Odd-yssey

A highly eventful journey home from Nairobi, mostly for unwelcome reasons.

The highlight of the day was the Java Coffee House at the airport, complete with huge breakfast burrito and tall latte. This was after incompetent taxi transfers and the various security paraphernalia at Nairobi airport. Since the Westgate incident in 2013 the city has been on higher alert against terrorism. It's the only airport I can remember where anyone entering the airport complex has to get out of their vehicle and walk through a separate security scanner, with some cursory searches done on vehicles. It all looks like a big toll road plaza.

On the plane an argument broke out between a gobby northern woman and the sour-faced Cockney in front who wouldn't straighten up her seat during the meal. Various others chipped in to point out usual cabin etiquette, and I may have been one of them. Gobby was in the right, and this isn't just because she used the word 'duck' as a term of endearment (turned out she was from Nottinghamshire).

A family occupying the row in front had a young daughter who howled for nearly nine hours and they had very little interest in distracting her.
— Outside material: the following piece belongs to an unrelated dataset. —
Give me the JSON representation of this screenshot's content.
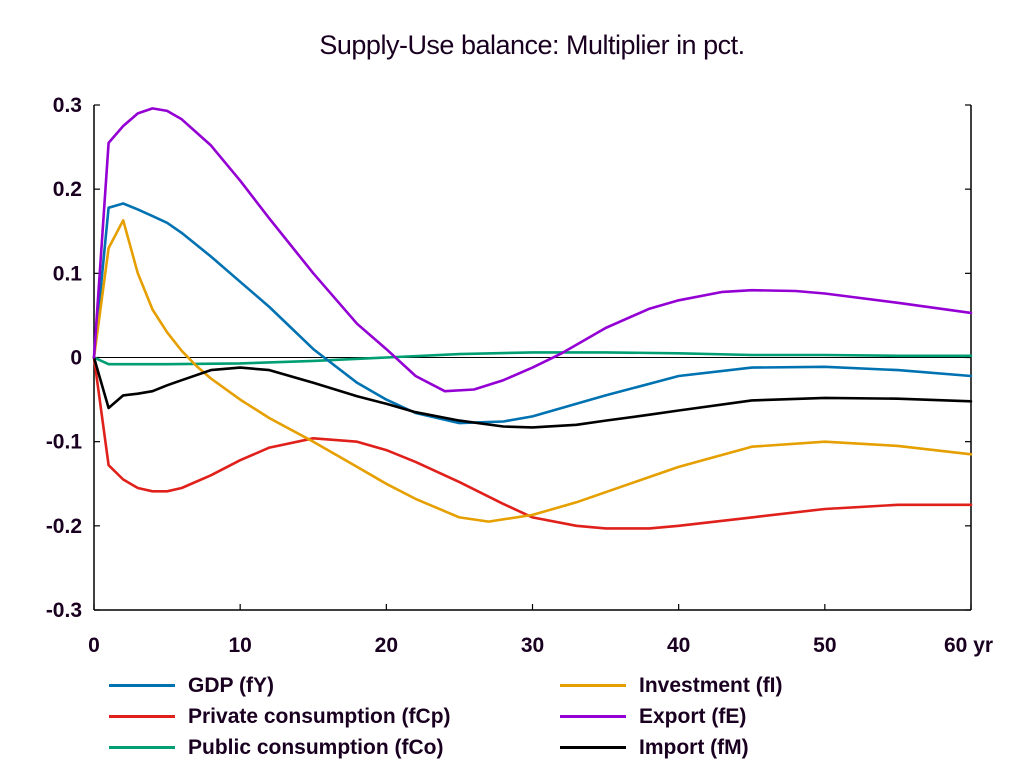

Sitting with Laura and Michelle (mercifully), our row didn't have functioning entertainment systems so ears were bleeding by the time we landed in London.

After everyone getting ready to disembark we were seated again and the border police boarded and promptly arrested the sour-faced woman, not before she had had a dig at the state of my fingernails (fair point). She went willingly and we speculated she was involved in the illegal wildlife trade, as conservationists are wont to do.

As we walked to passport control, a delightfully serene toddler was smiling at me beautifully as his mother carried him, and I wish he'd been the one on the seat in front. At passport control an old man was loitering next to the electronic gates wittering about the direction to collect luggage. Jess calmly explained the passport control system.

At the luggage carousel sour-faced woman was flanked by two policemen who had to temporarily break up another argument between a Kenyan woman and a British man, about who was standing where to collect bags. It was a ridiculous scene although had been stoked by the Kenyan. The guy understandably reacted, swore, and was told by one of the policemen that if he swore again he'd be arrested for a public order offence. He left fuming, rightly.

We were all exceedingly glad to clamber into the taxi and head towards Cambridge. As we exited the Arrivals hall the Kenyan woman was still ranting to her long-suffering son that she'd taught the British guy a lesson by speaking up. I shot him a sympathetic look.